What happens if I have multiple product types?
Verkada licenses are co-termed to a single expiration date even if you have multiple product types. The combined expiration date is still the weighted average of the individual licenses claimed into that organization. Each product is weighted by the MSRP of the license cost for that product.
For example, suppose an organization has 2 licenses, one 1-year (365 days) camera license and one 3-year (1095 days) environmental sensor license. Since the camera license MSRP is $199 and the environmental sensor license MSRP is $249, the co-termination date would be calculated as ((1095*3*249) + (365*1*199)) / ((1*249) + (1*199)) = 962 days. Assuming the 2 licenses were bought on the same day, the co-term expiration date would be 962 days from the start of the license. If we compare that to the 730 days in the camera only example above, we see that the co-term expiration date is farther into the future, as sensor licenses are more expensive than camera licenses and therefore are given more weight in the co-term calculation.
What happens if I add devices in the middle of my license term?
Verkada sells 1, 3, 5, and 10-year licenses. When you add a license to an existing organization, we extend the co-terminating expiration date for all your devices accordingly.

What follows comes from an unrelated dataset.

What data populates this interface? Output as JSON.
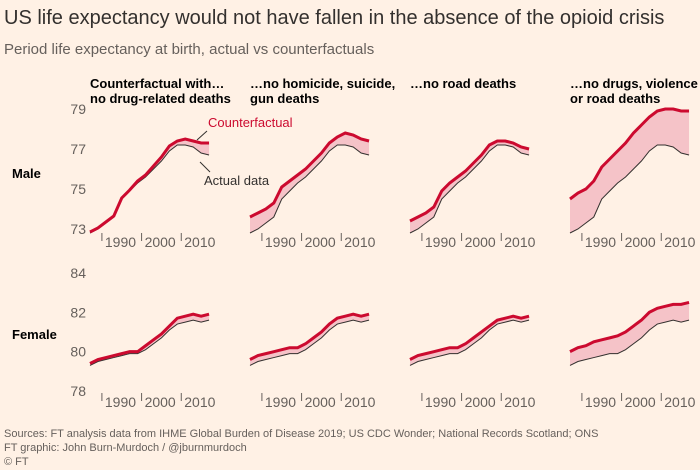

For example, let’s say you originally purchased 10 x 1-year camera licenses. Upon purchase, you have 10*12 = 120 camera months. 120 camera-months / 10 cameras = 12 remaining months. 4 months into the license term, you decide to purchase 3 x 1-year camera licenses. Immediately prior to purchase, you have 10*8=80 camera months. 80 camera-months / 10 cameras = 8 remaining months. After purchase, you have extra credit of 3*12=36 camera months for a total of 80+36=116 camera months. We automatically apply those 36 camera months for your new 13 camera organization. 116 camera-months / 13 cameras = 8.92 remaining months. So with this new purchase, your organization's expiration date moved forward by 0.92 months.
In this way, an organization only has a single co-terminating expiration date, avoiding the confusion associated with multiple expiration dates.
What if I want to manage multiple license renewal dates for my organization?
Some customers want to manage multiple renewal dates for their company. For example, a company with regional budgets may want to track a renewal date for each region separately to match their budgeting cycles.
Command's License Manager tracks a single co-terminated renewal date for an organization. Therefore, customers who wish to manage different renewal dates need to create multiple command organizations. Command allows users to be members of multiple organizations. Admins can create different organizations to match the way they want to manage licenses. As an example, the company that wants to have regional tracking would set up each region as an organization and claim license keys and devices for each one separately. Command users can easily switch between organizations to view different sites, and permissions can be synced via SCIM or other identity management tools.